_2024-08-19_
# EPF5: Week 10
During this week I ran again into some issues with the simulation... It never ends. However, now I believe we really are in a good spot to start testing. Let me tell you about the issues I faced and my plan for the next week!
## Blobssss
For simulations with PeerDAS, it is rather important to have some blob transactions (duh). First, I tried integrating [`blob-spammer` by EthPandaOps](https://github.com/ethpandaops/goomy-blob/tree/master), which is also used in Kurtosis. While it spammed blocks well enough, it unfortunately has some strange performance issues which block the simulation for a few seconds every slot. That is unacceptable.
This is why I implemented [`blobssss` (Blob Spammer for Simulations, Stupid Simple)](https://github.com/dknopik/blobssss), which only has the most basic features I require.
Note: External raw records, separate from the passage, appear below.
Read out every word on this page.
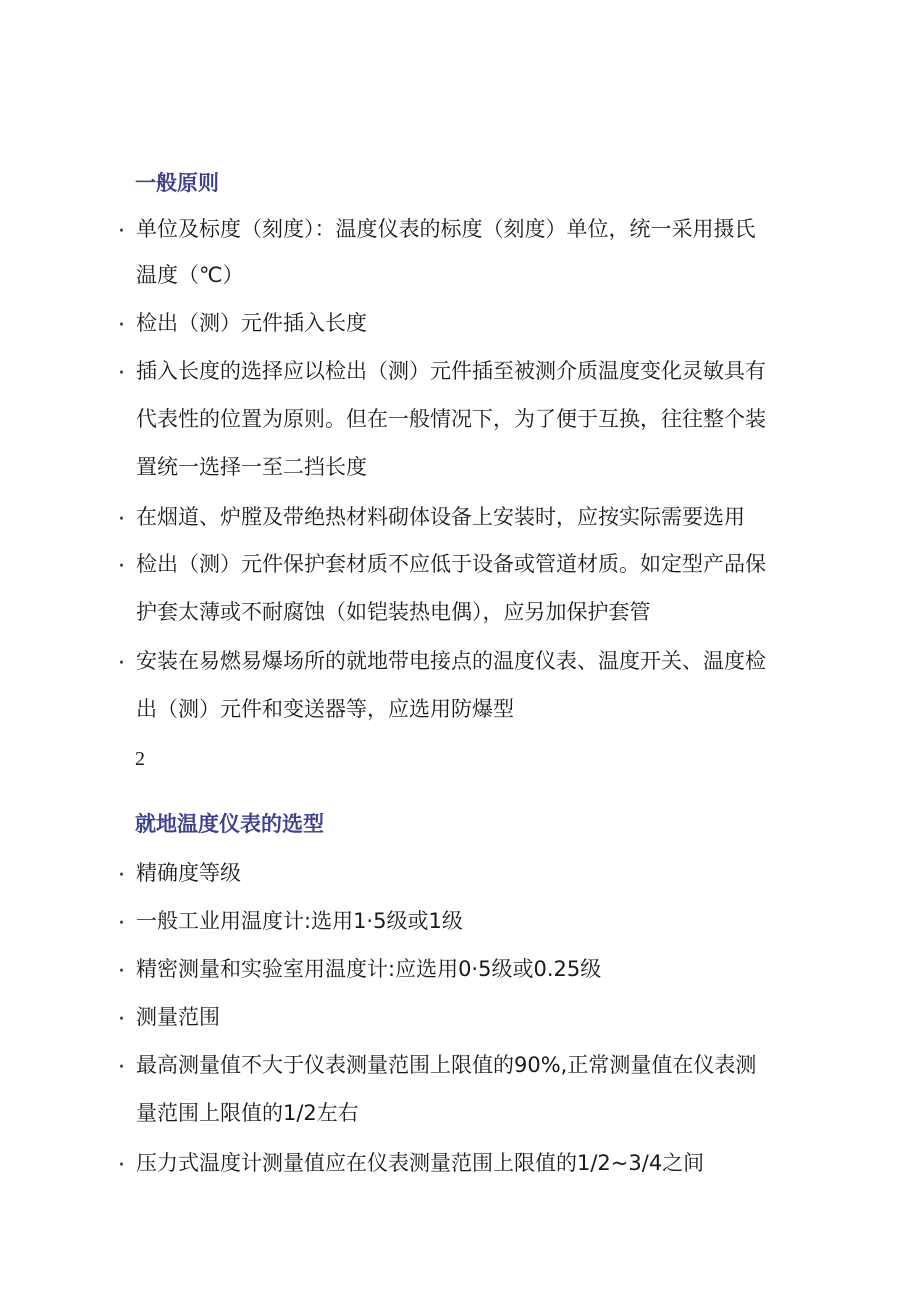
一般原则
· 单位及标度（刻度）：温度仪表的标度（刻度）单位，统一采用摄氏
温度（℃）
· 检出（测）元件插入长度
· 插入长度的选择应以检出（测）元件插至被测介质温度变化灵敏具有
代表性的位置为原则。但在一般情况下，为了便于互换，往往整个装
置统一选择一至二挡长度
· 在烟道、炉膛及带绝热材料砌体设备上安装时，应按实际需要选用
· 检出（测）元件保护套材质不应低于设备或管道材质。如定型产品保
护套太薄或不耐腐蚀（如铠装热电偶），应另加保护套管
· 安装在易燃易爆场所的就地带电接点的温度仪表、温度开关、温度检
出（测）元件和变送器等，应选用防爆型
2
就地温度仪表的选型
· 精确度等级
· 一般工业用温度计:选用1·5级或1级
· 精密测量和实验室用温度计:应选用0·5级或0.25级
· 测量范围
· 最高测量值不大于仪表测量范围上限值的90%,正常测量值在仪表测
量范围上限值的1/2左右
· 压力式温度计测量值应在仪表测量范围上限值的1/2~3/4之间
At first, it did not work properly (which was my bad), so I tried a third solution: [`tx-fuzz` by Marius van der Wijden](https://github.com/MariusVanDerWijden/tx-fuzz), for which he implemented a basic blob spammer. During my first few times trying it, it crashed approximately a quarter of the Reth instances in my simulation with segmentation faults, even though the spammer only connected to one :cold_sweat:. Trying to figure out why this crash occurs was very hard - the core dumps were very misleading, as the techniques used by Shadow's injected shim masked the actual issue at first, so I spent a lot of time investigating Shadow. The actual culprit was a known issue of [miscompilation of Reth](https://github.com/paradigmxyz/reth/issues/9955) in recent versions of Rust :face_palm: - omitting the flag for optimizations targeting my CPU fixed it. So much wasted time. Oh well.
Trying again with `tx-fuzz`, it seemed a bit buggy still as no blob transactions were spammed, so in the end, I fixed my own blob spammer, and will go ahead with that one.
## Unstable Network
Happily spamming blobs, I tried some small simulations on my laptop, which supports up to 38 nodes. As soon as the spamming start, the network quickly falls apart, with many missed slots and and some nodes losing sync completely.
I feared that the pseudo geographic distribution of the nodes was imposing too harsh conditions, but it turned out that there are simply not enough subscriptions on the blob column subnets for a sustainable network. Adding a flag to have every node subscribe to every subnet vastly improved behaviour and I belive having more nodes would also fix that issue.
## Next week
Ok, but now for real: Large simulations!
I already prepared a Makefile to quickly get simulations up and running from scratch, so all that is left is to make sure my experiment series well thought out and then go ahead with it!